What do these calculations show?

81% of our entire national debt was incurred by the last four presidents, George W. Bush, Obama, Trump, and now Biden. Two Democrats, two Republicans.

Republicans are responsible for 60% of the national debt; Democrats 40%. President Biden is proposing multi-trillion-dollar infrastructure plans that would increase the national debt by another $ 2-3 trillion. Estimates have the national debt rising between now and 2050 from 102% of GDP to 195% of GDP. Interest on the debt is estimated to rise from below 2% today to 2.5% by 2030. On a minimum of $30 trillion in debt, annual interest payments could easily reach $750 billion, about one-half of  FY 2020 discretionary spending. In FY 2021, each person’s share of the national debt is $85,049. The average household’s share of the national debt is $218,614.

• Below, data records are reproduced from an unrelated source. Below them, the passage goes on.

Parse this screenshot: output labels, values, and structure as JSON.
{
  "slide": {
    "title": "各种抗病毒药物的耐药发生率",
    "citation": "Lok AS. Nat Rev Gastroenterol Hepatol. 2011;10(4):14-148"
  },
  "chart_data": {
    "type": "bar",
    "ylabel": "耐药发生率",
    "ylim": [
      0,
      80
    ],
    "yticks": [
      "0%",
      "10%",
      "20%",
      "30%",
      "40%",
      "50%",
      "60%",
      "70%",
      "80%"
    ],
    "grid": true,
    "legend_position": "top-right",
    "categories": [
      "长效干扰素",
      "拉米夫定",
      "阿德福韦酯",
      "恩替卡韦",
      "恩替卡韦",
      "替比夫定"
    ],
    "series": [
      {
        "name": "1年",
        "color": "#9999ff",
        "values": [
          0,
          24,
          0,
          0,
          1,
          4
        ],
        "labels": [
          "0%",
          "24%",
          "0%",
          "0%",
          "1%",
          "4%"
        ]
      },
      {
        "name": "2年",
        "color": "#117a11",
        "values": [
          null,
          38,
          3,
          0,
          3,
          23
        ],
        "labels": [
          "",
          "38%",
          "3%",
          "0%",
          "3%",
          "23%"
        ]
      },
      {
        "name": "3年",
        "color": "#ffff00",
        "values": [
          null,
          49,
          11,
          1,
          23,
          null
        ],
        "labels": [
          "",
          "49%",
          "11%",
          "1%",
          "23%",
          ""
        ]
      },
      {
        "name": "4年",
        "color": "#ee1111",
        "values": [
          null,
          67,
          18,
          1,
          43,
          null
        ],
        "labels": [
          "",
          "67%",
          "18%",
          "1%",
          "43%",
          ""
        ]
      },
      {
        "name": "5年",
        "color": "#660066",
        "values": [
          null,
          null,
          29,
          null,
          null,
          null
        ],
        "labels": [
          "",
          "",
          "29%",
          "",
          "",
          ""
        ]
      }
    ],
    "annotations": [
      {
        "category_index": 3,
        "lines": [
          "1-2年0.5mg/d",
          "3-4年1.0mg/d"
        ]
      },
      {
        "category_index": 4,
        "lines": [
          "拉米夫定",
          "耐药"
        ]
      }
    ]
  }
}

All presidents have an excuse for their debt (Biden – the pandemic and need for more stimulus; Trump – pandemic and need to build-up the military; Obama – to address the financial crisis; Bush – 9/11, and on and on). The difficulty with excuses is that all presidents have them and none even try to address the growing national debt. Moreover, not one candidate for federal office in the 2020 elections even discussed the massive national debt.

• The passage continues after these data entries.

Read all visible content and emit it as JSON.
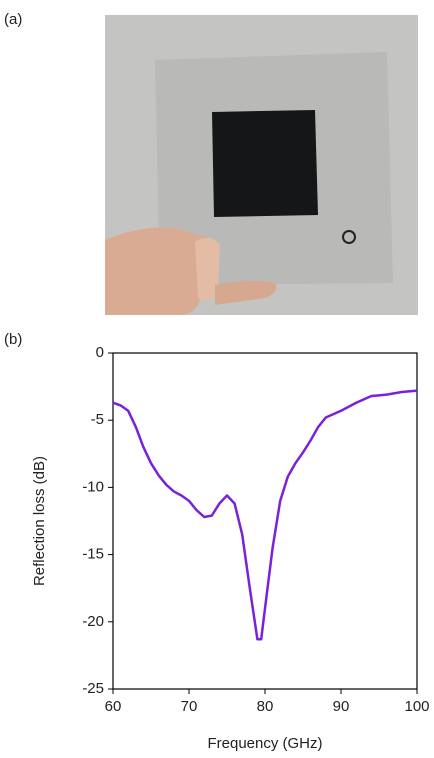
{
  "panel_labels": [
    "(a)",
    "(b)"
  ],
  "chart_data": {
    "type": "line",
    "xlabel": "Frequency (GHz)",
    "ylabel": "Reflection loss (dB)",
    "x": [
      60,
      61,
      62,
      63,
      64,
      65,
      66,
      67,
      68,
      69,
      70,
      71,
      72,
      73,
      74,
      75,
      76,
      77,
      78,
      79,
      79.5,
      80,
      81,
      82,
      83,
      84,
      85,
      86,
      87,
      88,
      90,
      92,
      94,
      96,
      98,
      100
    ],
    "series": [
      {
        "color": "#7a22d6",
        "values": [
          -3.7,
          -3.9,
          -4.3,
          -5.5,
          -7.0,
          -8.2,
          -9.1,
          -9.8,
          -10.3,
          -10.6,
          -11.0,
          -11.7,
          -12.2,
          -12.1,
          -11.2,
          -10.6,
          -11.2,
          -13.5,
          -17.5,
          -21.3,
          -21.3,
          -19.0,
          -14.5,
          -11.0,
          -9.2,
          -8.2,
          -7.4,
          -6.5,
          -5.5,
          -4.8,
          -4.3,
          -3.7,
          -3.2,
          -3.1,
          -2.9,
          -2.8
        ]
      }
    ],
    "xlim": [
      60,
      100
    ],
    "xticks": [
      60,
      70,
      80,
      90,
      100
    ],
    "ylim": [
      -25,
      0
    ],
    "yticks": [
      0,
      -5,
      -10,
      -15,
      -20,
      -25
    ]
  }
}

Basic questions remain. Can the U.S. print money out of thin air and borrow at a near-zero interest rate forever? If not, what are the consequences if inflation or interest rates rise significantly? Is there anything concerned citizens can do to address what might be an existential threat to the nation? Should our government care about future generations? Why should politicians care about the debt and future generations since their sole goal is to be elected? Should citizens care? Perhaps the real answer will be found by re-asking Benjamin Franklin’s profound question  – “When the people find that they can vote themselves money, will that herald the end of the republic.”

Part II of the article will explore the reasonableness of the current assumption that a nation, with its own currency, can print an unlimited amount of its currency without consequence?